Paul Graham's switch to Bing underscores Google's ad degradation in image search, while Jason Calacanis cautions YC founders that OpenAI's token-for-equity deal risks startup absorption and feature copying.
Readers should watch how these critiques may shift startup behavior away from Big Tech dependencies.
Tracking: Y Combinator
Geography: Silicon Valley, San Francisco, California, United States
1. Paul Graham switches to Bing after criticizing Google image search ads
On June 15, 2026, Y Combinator co-founder Paul Graham posted on X that Google is embedding sponsored ads inside image search results, degrading search quality.
He shared a screenshot showing a search for a specific Patek Philippe watch returning unrelated listings from eBay and third-party sellers, and said he had switched to Bing for some queries.
Graham's post accumulated 122,800 views, 1,500 likes, and 169 replies, indicating resonance beyond search industry insiders.
The practice of dynamic ad placement in image search had been active for at least a year, but Graham's influence and public switch to Bing may amplify pressure on Google to reconsider the approach.
Key facts:
- Paul Graham posted criticism on X on June 15, 2026.
- He said Google mixes ads into image search results, lowering quality.
- His post received 122,800 views and 1,500 likes.
- Graham's screenshot showed unrelated sponsored results for a specific watch.
Why it matters: Graham's public complaint and switch to Bing could influence other tech leaders and users to reevaluate Google's ad placements.
If enough influential voices follow, Google may face reputational and competitive pressure to restore organic integrity to image search. The incident highlights a broader tension between monetization and user experience in search products.
2. Calacanis warns YC founders against OpenAI token-for-equity deal
Jason Calacanis used his podcast to issue what he called a "final warning" to Y Combinator founders: do not accept free OpenAI tokens in exchange for equity.
He argued the offer is a Trojan horse, with OpenAI studying token usage to identify successful startups and then absorbing their features into its own platform.
Calacanis compared this to Anthropic undercutting Cursor and urged founders to switch to open-source models and own their data.

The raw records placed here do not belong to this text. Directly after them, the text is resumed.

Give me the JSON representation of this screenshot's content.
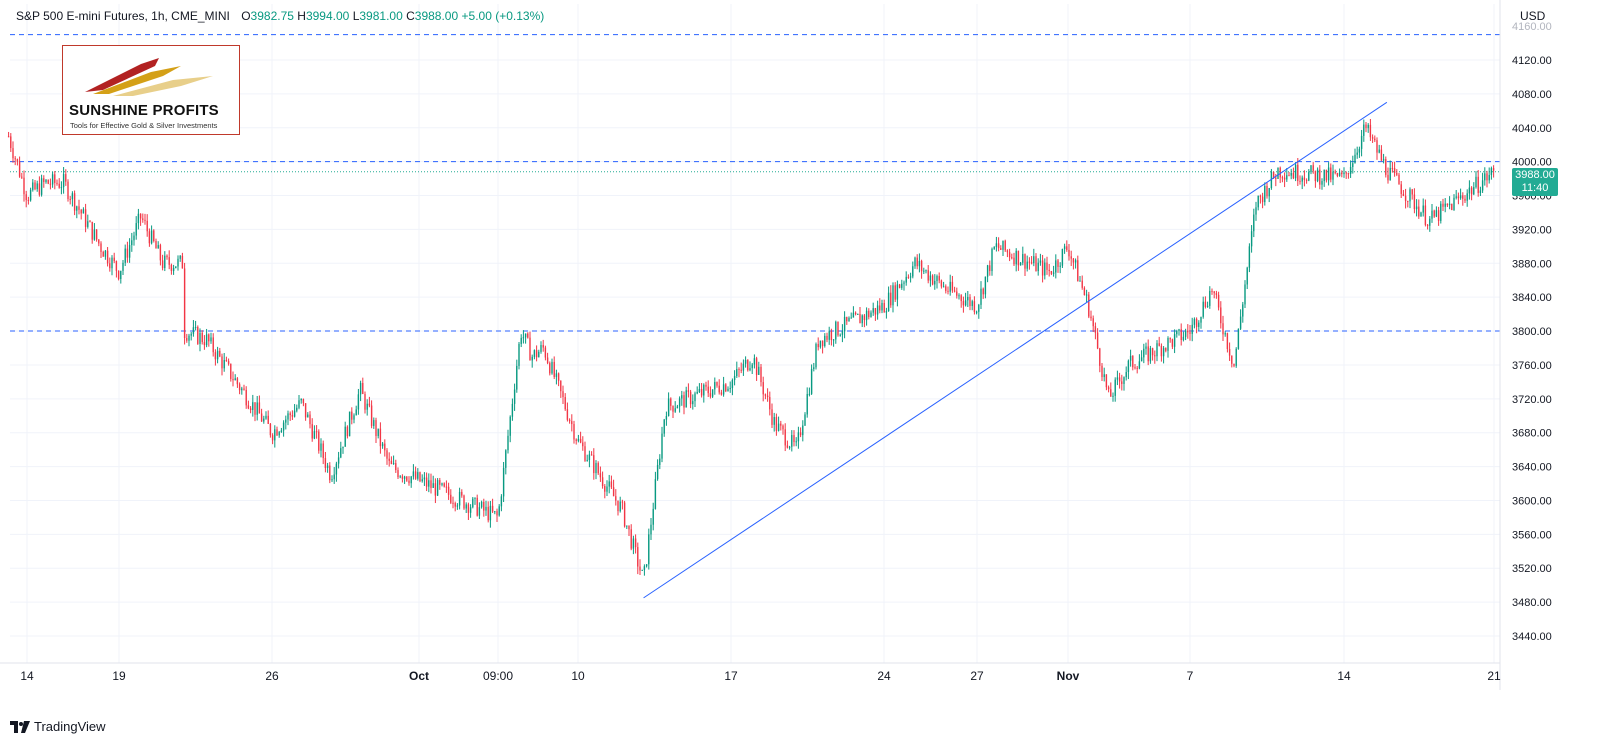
{
  "header": {
    "symbol": "S&P 500 E-mini Futures, 1h, CME_MINI",
    "open_label": "O",
    "open_value": "3982.75",
    "high_label": "H",
    "high_value": "3994.00",
    "low_label": "L",
    "low_value": "3981.00",
    "close_label": "C",
    "close_value": "3988.00",
    "change": "+5.00 (+0.13%)"
  },
  "logo": {
    "title": "SUNSHINE PROFITS",
    "subtitle": "Tools for Effective Gold & Silver Investments"
  },
  "axis": {
    "currency": "USD",
    "last_price": "3988.00",
    "countdown": "11:40"
  },
  "brand": {
    "label": "TradingView"
  },
  "colors": {
    "up": "#089981",
    "down": "#f23645",
    "level_line": "#2962ff",
    "trend_line": "#2962ff",
    "price_tag": "#22ab94",
    "grid": "#f0f3fa"
  },
  "chart_data": {
    "type": "candlestick",
    "title": "S&P 500 E-mini Futures, 1h, CME_MINI",
    "y_range": [
      3400,
      4160
    ],
    "y_ticks": [
      3440,
      3480,
      3520,
      3560,
      3600,
      3640,
      3680,
      3720,
      3760,
      3800,
      3840,
      3880,
      3920,
      3960,
      4000,
      4040,
      4080,
      4120
    ],
    "x_ticks": [
      "14",
      "19",
      "26",
      "Oct",
      "09:00",
      "10",
      "17",
      "24",
      "27",
      "Nov",
      "7",
      "14",
      "21"
    ],
    "grid": true,
    "horizontal_levels": [
      3800,
      4000,
      4150
    ],
    "last_close_level": 3988,
    "trend_line": {
      "from": [
        "Oct 13",
        3485
      ],
      "to": [
        "Nov 16",
        4070
      ]
    },
    "price_path": [
      [
        "Sep 13",
        4030
      ],
      [
        "Sep 14",
        3960
      ],
      [
        "Sep 15",
        3975
      ],
      [
        "Sep 16",
        3975
      ],
      [
        "Sep 18",
        3900
      ],
      [
        "Sep 19",
        3870
      ],
      [
        "Sep 20",
        3935
      ],
      [
        "Sep 21",
        3880
      ],
      [
        "Sep 22",
        3880
      ],
      [
        "Sep 22",
        3800
      ],
      [
        "Sep 23",
        3790
      ],
      [
        "Sep 26",
        3680
      ],
      [
        "Sep 27",
        3715
      ],
      [
        "Sep 28",
        3630
      ],
      [
        "Sep 29",
        3730
      ],
      [
        "Sep 30",
        3640
      ],
      [
        "Oct 3",
        3580
      ],
      [
        "Oct 4",
        3690
      ],
      [
        "Oct 5",
        3800
      ],
      [
        "Oct 6",
        3770
      ],
      [
        "Oct 7",
        3780
      ],
      [
        "Oct 10",
        3670
      ],
      [
        "Oct 11",
        3630
      ],
      [
        "Oct 12",
        3590
      ],
      [
        "Oct 13",
        3505
      ],
      [
        "Oct 14",
        3710
      ],
      [
        "Oct 17",
        3740
      ],
      [
        "Oct 18",
        3770
      ],
      [
        "Oct 19",
        3690
      ],
      [
        "Oct 20",
        3660
      ],
      [
        "Oct 21",
        3790
      ],
      [
        "Oct 24",
        3830
      ],
      [
        "Oct 25",
        3880
      ],
      [
        "Oct 26",
        3850
      ],
      [
        "Oct 27",
        3830
      ],
      [
        "Oct 28",
        3900
      ],
      [
        "Oct 31",
        3870
      ],
      [
        "Nov 1",
        3900
      ],
      [
        "Nov 2",
        3830
      ],
      [
        "Nov 3",
        3720
      ],
      [
        "Nov 4",
        3760
      ],
      [
        "Nov 7",
        3800
      ],
      [
        "Nov 8",
        3850
      ],
      [
        "Nov 9",
        3760
      ],
      [
        "Nov 10",
        3950
      ],
      [
        "Nov 11",
        3990
      ],
      [
        "Nov 14",
        3980
      ],
      [
        "Nov 15",
        4040
      ],
      [
        "Nov 16",
        3990
      ],
      [
        "Nov 17",
        3960
      ],
      [
        "Nov 18",
        3930
      ],
      [
        "Nov 21",
        3988
      ]
    ]
  }
}
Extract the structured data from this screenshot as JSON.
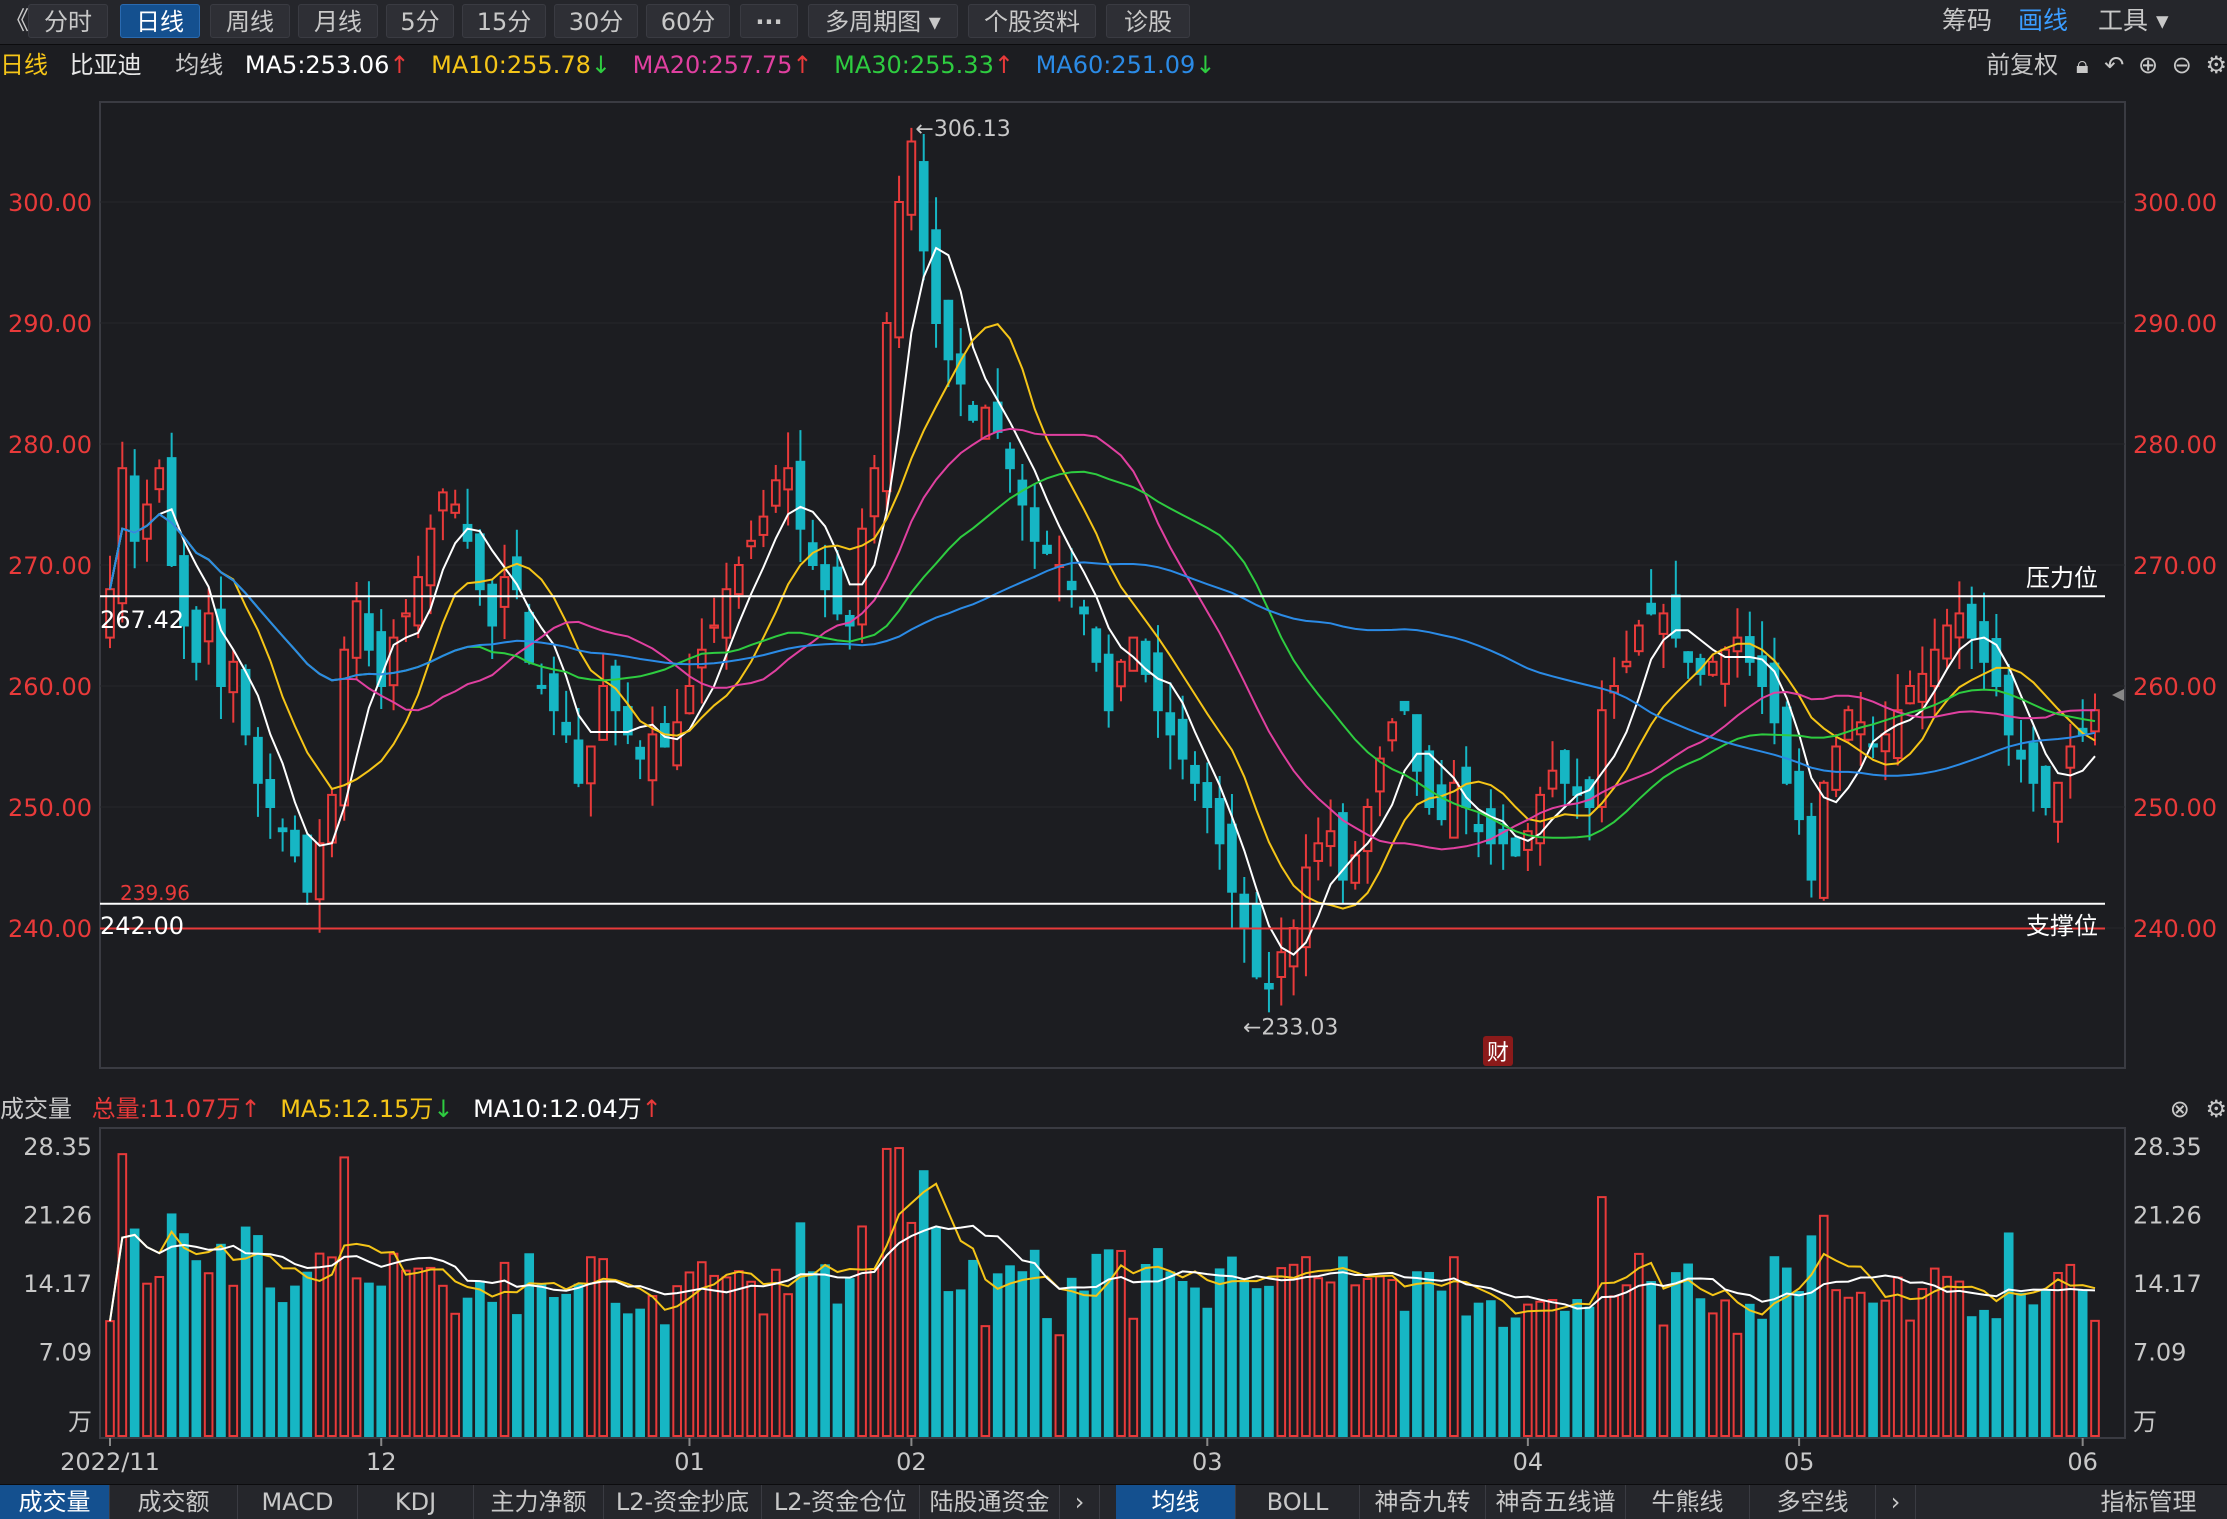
{
  "toolbar": {
    "back": "《",
    "periods": [
      "分时",
      "日线",
      "周线",
      "月线",
      "5分",
      "15分",
      "30分",
      "60分"
    ],
    "active_period": "日线",
    "more": "···",
    "multi_period": "多周期图",
    "stock_info": "个股资料",
    "diagnose": "诊股",
    "right": {
      "chips": "筹码",
      "draw": "画线",
      "tools": "工具"
    }
  },
  "legend": {
    "period": "日线",
    "stock": "比亚迪",
    "ma_label": "均线",
    "ma5": "MA5:253.06",
    "ma10": "MA10:255.78",
    "ma20": "MA20:257.75",
    "ma30": "MA30:255.33",
    "ma60": "MA60:251.09",
    "restore": "前复权"
  },
  "vol_legend": {
    "title": "成交量",
    "total": "总量:11.07万",
    "ma5": "MA5:12.15万",
    "ma10": "MA10:12.04万"
  },
  "colors": {
    "up": "#e83a3a",
    "down": "#16b6c4",
    "ma5": "#ffffff",
    "ma10": "#f5c518",
    "ma20": "#e040a0",
    "ma30": "#2ecc40",
    "ma60": "#2b8be6"
  },
  "chart_data": {
    "type": "candlestick",
    "price_axis": {
      "ylim": [
        230,
        312
      ],
      "ticks": [
        "240.00",
        "250.00",
        "260.00",
        "270.00",
        "280.00",
        "290.00",
        "300.00"
      ]
    },
    "volume_axis": {
      "ylim": [
        0,
        28.35
      ],
      "ticks": [
        "28.35",
        "21.26",
        "14.17",
        "7.09"
      ],
      "unit": "万"
    },
    "x_labels": [
      {
        "label": "2022/11",
        "index": 0
      },
      {
        "label": "12",
        "index": 22
      },
      {
        "label": "01",
        "index": 47
      },
      {
        "label": "02",
        "index": 65
      },
      {
        "label": "03",
        "index": 89
      },
      {
        "label": "04",
        "index": 115
      },
      {
        "label": "05",
        "index": 137
      },
      {
        "label": "06",
        "index": 160
      }
    ],
    "annotations": {
      "high": "306.13",
      "low": "233.03",
      "resistance": 267.42,
      "resistance_label": "267.42",
      "resistance_text": "压力位",
      "support": 242.0,
      "support_label": "242.00",
      "support_text": "支撑位",
      "red_line": 239.96,
      "red_line_label": "239.96",
      "event": "财"
    },
    "closes": [
      268,
      278,
      272,
      275,
      278,
      270,
      265,
      262,
      266,
      260,
      262,
      256,
      252,
      250,
      248,
      246,
      243,
      247,
      251,
      263,
      267,
      263,
      260,
      264,
      266,
      269,
      273,
      276,
      275,
      272,
      268,
      265,
      269,
      268,
      262,
      260,
      258,
      256,
      252,
      255,
      260,
      258,
      256,
      254,
      256,
      255,
      257,
      260,
      263,
      265,
      268,
      270,
      272,
      274,
      277,
      278,
      273,
      270,
      268,
      266,
      265,
      273,
      278,
      290,
      300,
      305,
      296,
      290,
      287,
      285,
      282,
      283,
      281,
      278,
      275,
      272,
      271,
      270,
      268,
      266,
      262,
      258,
      262,
      264,
      261,
      258,
      256,
      254,
      252,
      250,
      247,
      243,
      240,
      236,
      235,
      238,
      240,
      245,
      247,
      248,
      244,
      246,
      250,
      254,
      257,
      258,
      253,
      250,
      249,
      252,
      250,
      248,
      247,
      247,
      246,
      248,
      251,
      253,
      252,
      251,
      250,
      258,
      260,
      262,
      265,
      266,
      266,
      264,
      262,
      261,
      262,
      263,
      264,
      262,
      260,
      257,
      252,
      249,
      244,
      252,
      255,
      258,
      257,
      255,
      256,
      258,
      260,
      261,
      263,
      265,
      266,
      264,
      262,
      260,
      256,
      254,
      252,
      250,
      252,
      255,
      256,
      258
    ]
  },
  "bottom_tabs": {
    "left": [
      "成交量",
      "成交额",
      "MACD",
      "KDJ",
      "主力净额",
      "L2-资金抄底",
      "L2-资金仓位",
      "陆股通资金"
    ],
    "right": [
      "均线",
      "BOLL",
      "神奇九转",
      "神奇五线谱",
      "牛熊线",
      "多空线"
    ],
    "manage": "指标管理",
    "active_left": "成交量",
    "active_right": "均线"
  }
}
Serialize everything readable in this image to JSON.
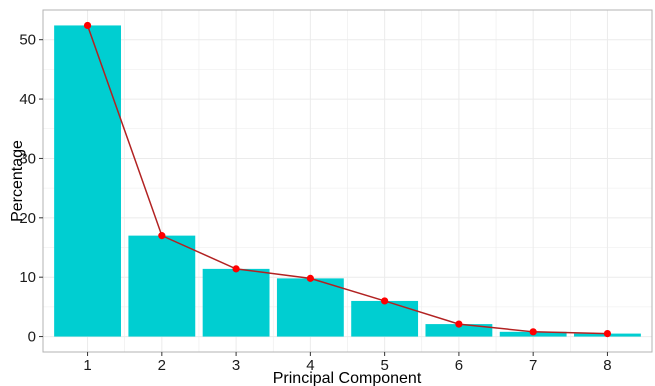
{
  "chart_data": {
    "type": "bar",
    "categories": [
      "1",
      "2",
      "3",
      "4",
      "5",
      "6",
      "7",
      "8"
    ],
    "values": [
      52.4,
      17.0,
      11.4,
      9.8,
      6.0,
      2.1,
      0.8,
      0.5
    ],
    "xlabel": "Principal Component",
    "ylabel": "Percentage",
    "ylim": [
      -2.6,
      55
    ],
    "yticks": [
      0,
      10,
      20,
      30,
      40,
      50
    ],
    "grid": true,
    "overlay": "line with markers through bar tops",
    "colors": {
      "bar": "#00CED1",
      "line": "#B22222",
      "marker": "#FF0000",
      "grid": "#EBEBEB",
      "panel_border": "#B3B3B3"
    }
  }
}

Calacanis framed the warning around OpenAI's need to justify a trillion-dollar valuation through vertical expansion.
He predicted a major shift to open-source by 2027. The article notes that only SpaceX is public among the companies discussed, while OpenAI has confidentially filed for an IPO and Anthropic recently raised funds near a $1 trillion valuation.
Key facts:
- Jason Calacanis warned YC founders not to take free OpenAI tokens for equity.
- Calacanis called the deal a Trojan horse and cited platform risk.
- He predicted a shift to open-source models by 2027.
- OpenAI has confidentially filed for an IPO and Anthropic nears $1 trillion valuation.
- Only SpaceX is public among companies referenced in the segment.
Why it matters: If Calacanis is correct, application-layer AI startups building on closed APIs face margin compression and platform dependency.
The warning targets Y Combinator founders, the ecosystem's earliest-stage innovators, who are most vulnerable to such token-for-equity deals.
The shift to open-source models would benefit open-weight infrastructure firms and inference providers, while potentially limiting OpenAI's reach into startup workflows.
Investors should watch whether this warning accelerates a broader move away from closed frontier models.